Coluna publicada originalmente no portal Vida Boa de Yara Baumgart.
Durante anos fui jurada do guia anual de restaurantes da Veja São Paulo e nem piscava na hora de decidir meu voto de melhor espanhol. Dava sempre Don Curro, e de lavada. Em terra de cego....
Mas a lusitana roda. Em algum momento entre a coroação do El Bulli de Ferran Adrià como melhor restaurante do mundo e a proliferação dos restaurantes vanguardistas na Espanha, aquela nova gastronomia alastrou-se como queimada. Até que, de um ano para cá, a invasão destas paragens ganhou força total. A cada mês, recebo um email anunciando a inauguração de algum novo endereço de sotaque ibérico.

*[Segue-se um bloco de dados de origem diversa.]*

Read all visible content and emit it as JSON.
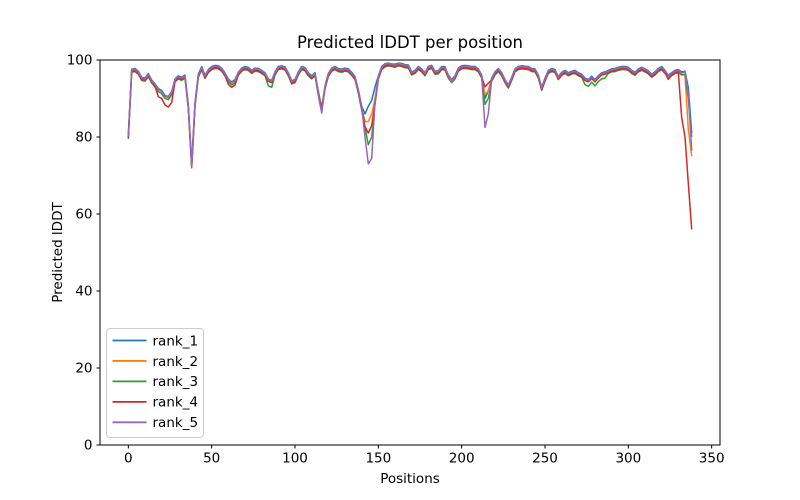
{
  "figure": {
    "background_color": "#ffffff",
    "type_hint": "matplotlib line figure"
  },
  "chart_data": {
    "type": "line",
    "title": "Predicted lDDT per position",
    "xlabel": "Positions",
    "ylabel": "Predicted lDDT",
    "xlim": [
      -17,
      355
    ],
    "ylim": [
      0,
      100
    ],
    "x_ticks": [
      0,
      50,
      100,
      150,
      200,
      250,
      300,
      350
    ],
    "y_ticks": [
      0,
      20,
      40,
      60,
      80,
      100
    ],
    "grid": false,
    "legend_position": "lower left",
    "line_width": 1.5,
    "x": [
      0,
      2,
      4,
      6,
      8,
      10,
      12,
      14,
      16,
      18,
      20,
      22,
      24,
      26,
      28,
      30,
      32,
      34,
      36,
      38,
      40,
      42,
      44,
      46,
      48,
      50,
      52,
      54,
      56,
      58,
      60,
      62,
      64,
      66,
      68,
      70,
      72,
      74,
      76,
      78,
      80,
      82,
      84,
      86,
      88,
      90,
      92,
      94,
      96,
      98,
      100,
      102,
      104,
      106,
      108,
      110,
      112,
      114,
      116,
      118,
      120,
      122,
      124,
      126,
      128,
      130,
      132,
      134,
      136,
      138,
      140,
      142,
      144,
      146,
      148,
      150,
      152,
      154,
      156,
      158,
      160,
      162,
      164,
      166,
      168,
      170,
      172,
      174,
      176,
      178,
      180,
      182,
      184,
      186,
      188,
      190,
      192,
      194,
      196,
      198,
      200,
      202,
      204,
      206,
      208,
      210,
      212,
      214,
      216,
      218,
      220,
      222,
      224,
      226,
      228,
      230,
      232,
      234,
      236,
      238,
      240,
      242,
      244,
      246,
      248,
      250,
      252,
      254,
      256,
      258,
      260,
      262,
      264,
      266,
      268,
      270,
      272,
      274,
      276,
      278,
      280,
      282,
      284,
      286,
      288,
      290,
      292,
      294,
      296,
      298,
      300,
      302,
      304,
      306,
      308,
      310,
      312,
      314,
      316,
      318,
      320,
      322,
      324,
      326,
      328,
      330,
      332,
      334,
      336,
      338
    ],
    "series": [
      {
        "name": "rank_1",
        "color": "#1f77b4",
        "values": [
          80.5,
          97.6,
          97.8,
          97.1,
          95.5,
          95.3,
          96.5,
          94.8,
          93.8,
          92.6,
          92.1,
          90.8,
          90.5,
          91.8,
          95.1,
          95.9,
          95.5,
          96.1,
          88.3,
          73.0,
          88.8,
          96.3,
          98.3,
          96.0,
          97.5,
          98.3,
          98.6,
          98.5,
          97.9,
          96.6,
          95.1,
          94.3,
          94.9,
          96.8,
          97.9,
          98.3,
          98.1,
          97.3,
          97.9,
          97.8,
          97.3,
          96.7,
          95.1,
          94.7,
          96.9,
          98.3,
          98.5,
          98.2,
          96.7,
          94.6,
          94.9,
          96.9,
          98.3,
          98.0,
          96.7,
          95.9,
          96.7,
          91.9,
          87.6,
          93.3,
          96.5,
          97.9,
          98.3,
          97.8,
          97.6,
          97.9,
          97.7,
          96.8,
          95.7,
          92.3,
          88.0,
          86.0,
          88.0,
          89.5,
          93.0,
          95.8,
          98.3,
          99.0,
          99.2,
          99.0,
          98.9,
          99.2,
          99.1,
          98.8,
          98.7,
          96.9,
          97.3,
          98.3,
          97.7,
          96.7,
          98.3,
          98.6,
          97.1,
          97.2,
          98.3,
          98.2,
          96.1,
          94.9,
          95.9,
          97.9,
          98.5,
          98.6,
          98.5,
          98.3,
          98.3,
          97.7,
          96.1,
          90.0,
          92.0,
          95.3,
          96.9,
          97.8,
          96.7,
          94.9,
          93.5,
          95.5,
          97.7,
          98.3,
          98.5,
          98.4,
          98.3,
          97.8,
          97.7,
          96.1,
          92.9,
          95.3,
          97.3,
          97.8,
          97.5,
          95.7,
          96.8,
          97.3,
          96.7,
          97.1,
          97.3,
          96.7,
          96.3,
          95.3,
          94.9,
          95.8,
          94.9,
          95.9,
          96.7,
          96.9,
          97.3,
          97.7,
          97.8,
          98.1,
          98.3,
          98.3,
          98.1,
          97.3,
          96.8,
          97.7,
          98.1,
          97.7,
          97.2,
          96.3,
          96.9,
          97.8,
          98.3,
          97.3,
          96.1,
          96.7,
          97.3,
          97.5,
          96.9,
          97.1,
          92.8,
          81.0
        ]
      },
      {
        "name": "rank_2",
        "color": "#ff7f0e",
        "values": [
          80.0,
          97.3,
          97.5,
          96.8,
          95.2,
          95.0,
          96.2,
          94.5,
          93.5,
          92.3,
          91.8,
          90.5,
          90.2,
          91.5,
          94.8,
          95.6,
          95.2,
          95.8,
          88.0,
          72.8,
          88.5,
          96.0,
          98.0,
          95.7,
          97.2,
          98.0,
          98.3,
          98.2,
          97.6,
          96.3,
          94.8,
          94.0,
          94.6,
          96.5,
          97.6,
          98.0,
          97.8,
          97.0,
          97.6,
          97.5,
          97.0,
          96.4,
          94.8,
          94.4,
          96.6,
          98.0,
          98.2,
          97.9,
          96.4,
          94.3,
          94.6,
          96.6,
          98.0,
          97.7,
          96.4,
          95.6,
          96.4,
          91.5,
          87.3,
          93.0,
          96.2,
          97.6,
          98.0,
          97.5,
          97.3,
          97.6,
          97.4,
          96.5,
          95.4,
          92.0,
          87.5,
          84.0,
          84.0,
          86.0,
          90.0,
          95.5,
          98.0,
          98.7,
          99.0,
          98.8,
          98.6,
          99.0,
          98.8,
          98.5,
          98.4,
          96.6,
          97.0,
          98.0,
          97.4,
          96.4,
          98.0,
          98.3,
          96.8,
          96.9,
          98.0,
          97.9,
          95.8,
          94.6,
          95.6,
          97.6,
          98.2,
          98.3,
          98.2,
          98.0,
          98.0,
          97.4,
          95.8,
          91.0,
          92.0,
          95.0,
          96.6,
          97.5,
          96.4,
          94.6,
          93.2,
          95.2,
          97.4,
          98.0,
          98.2,
          98.1,
          98.0,
          97.5,
          97.4,
          95.8,
          92.6,
          95.0,
          97.0,
          97.5,
          97.2,
          95.4,
          96.5,
          97.0,
          96.4,
          96.8,
          97.0,
          96.4,
          96.0,
          95.0,
          94.6,
          95.5,
          94.6,
          95.6,
          96.4,
          96.6,
          97.0,
          97.4,
          97.5,
          97.8,
          98.0,
          98.0,
          97.8,
          97.0,
          96.5,
          97.4,
          97.8,
          97.4,
          96.9,
          96.0,
          96.6,
          97.5,
          98.0,
          97.0,
          95.8,
          96.4,
          97.0,
          97.2,
          96.4,
          96.0,
          82.0,
          75.0
        ]
      },
      {
        "name": "rank_3",
        "color": "#2ca02c",
        "values": [
          79.5,
          96.8,
          97.0,
          96.3,
          94.7,
          94.5,
          95.7,
          94.0,
          93.0,
          91.8,
          91.3,
          90.0,
          89.7,
          91.0,
          94.3,
          95.1,
          94.7,
          95.3,
          87.5,
          72.4,
          88.0,
          95.5,
          97.5,
          95.2,
          96.7,
          97.5,
          97.8,
          97.7,
          97.1,
          95.8,
          94.3,
          93.5,
          94.1,
          96.0,
          97.1,
          97.5,
          97.3,
          96.5,
          97.1,
          97.0,
          96.5,
          95.9,
          93.3,
          92.9,
          96.1,
          97.5,
          97.7,
          97.4,
          95.9,
          93.8,
          94.1,
          96.1,
          97.5,
          97.2,
          95.9,
          95.1,
          95.9,
          91.0,
          86.8,
          92.5,
          95.7,
          97.1,
          97.5,
          97.0,
          96.8,
          97.1,
          96.9,
          96.0,
          94.9,
          91.5,
          87.0,
          82.5,
          78.0,
          80.0,
          88.5,
          95.0,
          97.5,
          98.2,
          98.5,
          98.3,
          98.1,
          98.5,
          98.3,
          98.0,
          97.9,
          96.1,
          96.5,
          97.5,
          96.9,
          95.9,
          97.5,
          97.8,
          96.3,
          96.4,
          97.5,
          97.4,
          95.3,
          94.1,
          95.1,
          97.1,
          97.7,
          97.8,
          97.7,
          97.5,
          97.5,
          96.9,
          95.3,
          88.5,
          90.0,
          94.5,
          96.1,
          97.0,
          95.9,
          94.1,
          92.7,
          94.7,
          96.9,
          97.5,
          97.7,
          97.6,
          97.5,
          97.0,
          96.9,
          95.3,
          92.1,
          94.5,
          96.5,
          97.0,
          96.7,
          94.9,
          96.0,
          96.5,
          95.9,
          96.3,
          96.5,
          95.9,
          95.5,
          93.6,
          93.2,
          94.2,
          93.3,
          94.4,
          95.1,
          95.3,
          96.5,
          96.9,
          97.0,
          97.3,
          97.5,
          97.5,
          97.3,
          96.5,
          96.0,
          96.9,
          97.3,
          96.9,
          96.4,
          95.5,
          96.1,
          97.0,
          97.5,
          96.5,
          95.3,
          95.9,
          96.5,
          96.7,
          96.1,
          96.3,
          90.0,
          80.0
        ]
      },
      {
        "name": "rank_4",
        "color": "#d62728",
        "values": [
          79.7,
          97.0,
          97.2,
          96.5,
          94.9,
          94.7,
          95.9,
          94.2,
          93.2,
          90.5,
          90.0,
          88.3,
          87.8,
          89.0,
          94.5,
          95.3,
          94.9,
          95.5,
          87.7,
          72.0,
          88.2,
          95.7,
          97.7,
          95.4,
          96.9,
          97.7,
          98.0,
          97.9,
          97.3,
          96.0,
          93.7,
          92.9,
          93.5,
          96.2,
          97.3,
          97.7,
          97.5,
          96.7,
          97.3,
          97.2,
          96.7,
          96.1,
          94.5,
          94.1,
          96.3,
          97.7,
          97.9,
          97.6,
          96.1,
          94.0,
          94.3,
          96.3,
          97.7,
          97.4,
          96.1,
          95.3,
          96.1,
          91.2,
          87.0,
          92.7,
          95.9,
          97.3,
          97.7,
          97.2,
          97.0,
          97.3,
          97.1,
          96.2,
          95.1,
          91.7,
          87.2,
          82.7,
          81.0,
          83.0,
          88.7,
          95.2,
          97.7,
          98.4,
          98.7,
          98.5,
          98.3,
          98.7,
          98.5,
          98.2,
          98.1,
          96.3,
          96.7,
          97.7,
          97.1,
          96.1,
          97.7,
          98.0,
          96.5,
          96.6,
          97.7,
          97.6,
          95.5,
          94.3,
          95.3,
          97.3,
          97.9,
          98.0,
          97.9,
          97.7,
          97.7,
          97.1,
          95.5,
          93.0,
          94.0,
          94.7,
          96.3,
          97.2,
          96.1,
          94.3,
          92.9,
          94.9,
          97.1,
          97.7,
          97.9,
          97.8,
          97.7,
          97.2,
          97.1,
          95.5,
          92.3,
          94.7,
          96.7,
          97.2,
          96.9,
          95.1,
          96.2,
          96.7,
          96.1,
          96.5,
          96.7,
          96.1,
          95.7,
          94.7,
          94.3,
          95.2,
          94.3,
          95.3,
          96.1,
          96.3,
          96.7,
          97.1,
          97.2,
          97.5,
          97.7,
          97.7,
          97.5,
          96.7,
          96.2,
          97.1,
          97.5,
          97.1,
          96.6,
          95.7,
          96.3,
          97.2,
          97.7,
          96.7,
          95.0,
          96.1,
          96.7,
          96.9,
          85.0,
          80.0,
          68.0,
          56.0
        ]
      },
      {
        "name": "rank_5",
        "color": "#9467bd",
        "values": [
          80.1,
          97.4,
          97.6,
          96.9,
          95.3,
          95.1,
          96.3,
          94.6,
          93.6,
          92.4,
          91.9,
          90.6,
          90.3,
          91.6,
          94.9,
          95.7,
          95.3,
          95.9,
          88.1,
          72.3,
          88.6,
          96.1,
          98.1,
          95.8,
          97.3,
          98.1,
          98.4,
          98.3,
          97.7,
          96.4,
          94.9,
          94.1,
          94.7,
          96.6,
          97.7,
          98.1,
          97.9,
          97.1,
          97.7,
          97.6,
          97.1,
          96.5,
          94.9,
          94.5,
          96.7,
          98.1,
          98.3,
          98.0,
          96.5,
          94.4,
          94.7,
          96.7,
          98.1,
          97.8,
          96.5,
          95.7,
          96.5,
          90.8,
          86.2,
          93.1,
          96.3,
          97.7,
          98.1,
          97.6,
          97.4,
          97.7,
          97.5,
          96.6,
          95.5,
          92.1,
          87.6,
          80.0,
          73.0,
          74.5,
          89.1,
          95.6,
          98.1,
          98.8,
          99.1,
          98.9,
          98.7,
          99.1,
          98.9,
          98.6,
          98.5,
          96.7,
          97.1,
          98.1,
          97.5,
          96.5,
          98.1,
          98.4,
          96.9,
          97.0,
          98.1,
          98.0,
          95.9,
          94.2,
          95.7,
          97.7,
          98.3,
          98.4,
          98.3,
          98.1,
          98.1,
          97.5,
          95.9,
          82.5,
          86.0,
          95.1,
          96.7,
          97.6,
          96.5,
          94.7,
          93.3,
          95.3,
          97.5,
          98.1,
          98.3,
          98.2,
          98.1,
          97.6,
          97.5,
          95.9,
          92.7,
          95.1,
          97.1,
          97.6,
          97.3,
          95.5,
          96.6,
          97.1,
          96.5,
          96.9,
          97.1,
          96.5,
          96.1,
          95.1,
          94.7,
          95.6,
          94.7,
          95.7,
          96.5,
          96.7,
          97.1,
          97.5,
          97.6,
          97.9,
          98.1,
          98.1,
          97.9,
          97.1,
          96.6,
          97.5,
          97.9,
          97.5,
          97.0,
          96.1,
          96.7,
          97.6,
          98.1,
          97.1,
          95.9,
          96.5,
          97.1,
          97.3,
          96.7,
          96.9,
          91.1,
          76.5
        ]
      }
    ]
  }
}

Os próprios espanhóis deram a largada no processo, de olho na riqueza crescente e na gastança desenfreada de nossas elites. Em São Paulo, chegaram com tudo. Sergi Arola, controvertido ex-pupilo de Adrià, instalou-se na cobertura do Tivoli, ex-Sheraton Mofarrej, servindo haute tapas. Os gêmeos Sergio e Javier Torres abriram o moderninho Eñe. Daniel Redondo casou-se com a guapa Helena Rizzo (trabalharam juntos em Girona, ao norte de Barcelona) e – embora não façam uma cozinha propriamente espanhola – imprimiram a marca da cozinha vanguardista catalã nos menus que criam em conjunto no Maní.
Água de tomate com burrata esferificada, no Maní: técnicas espanholas |
Neste início de ano, ganharam concorrente de peso – o ambicioso Clos de Tapas – sob o comando de uma brasileira e um espanhol de currículos estelares (leia post completo, com fotos, aqui).
Restaurateurs brasileiros não se fizeram de rogados. Ipe Moraes arrebenta de vender comidinhas espanholadas e chopes em sua perenemente lotada Adega Santiago. Bel Coelho – outra com passagem por Girona – depois de alguns passos em falso - acertou a mão com o Dui e seu anexo gastronômico Clandestino, onde se sente forte influência espanhola, das técnicas aprendidas na Catalunha à sangria do bar de tapas à entrada.
E nesta terra da garoa onde durante tantos anos penava-se para encontrar um mísero pratinho de jamón, hoje pode-se fartar de comer croquetas, tortillas e patatas bravas em lugares como Don Mariano, La Tasca, La Tapa, Maripili, Miró e NBox.
Apesar da acelerada proliferação dos bares tapas em São Paulo, curiosamente o melhor desta nova safra não fica aqui, mas sim no Rio. O Venga!, de tão bom e tão popular, acaba de dar cria. A matriz, em um apertadinho espaço no corredor gastronômico da Dias Ferreira, deu origem à vistosa filial em Ipanema, inaugurada há pouco.
E por falar em Rio, os irmãos Torres – que vivem na ponte-aérea Barcelona-Brasil – abriram por lá um segundo Eñe, point atual dos que adoram aquele frenético ver-e-ser-visto. Concorre diretamente com outro novo restô nitidamente alinhado com as cocções a vácuo, as espumas e os falsos caviares de caldos encapsulados importados da Espanha: o Oro, do mediático chef Felipe Bronze.
Tanto no high (modernidades e pirotecnias à la Ferran Adrià) quanto no low (pães, azeites, tomates, jamones, ovos, pimentões e o resto do universo das tapas) está claro que a Espanha está a dar as cartas por aqui. Natural, considerando-se que o país comanda, hoje, a cena gastronômica mundial. A única surpresa é a intensidade da sede que temos em recuperar o atraso, como se quiséssemos compensar, em uma orgia de croquetas e patatas, aqueles anos todos que passamos com olhos só para França e Itália.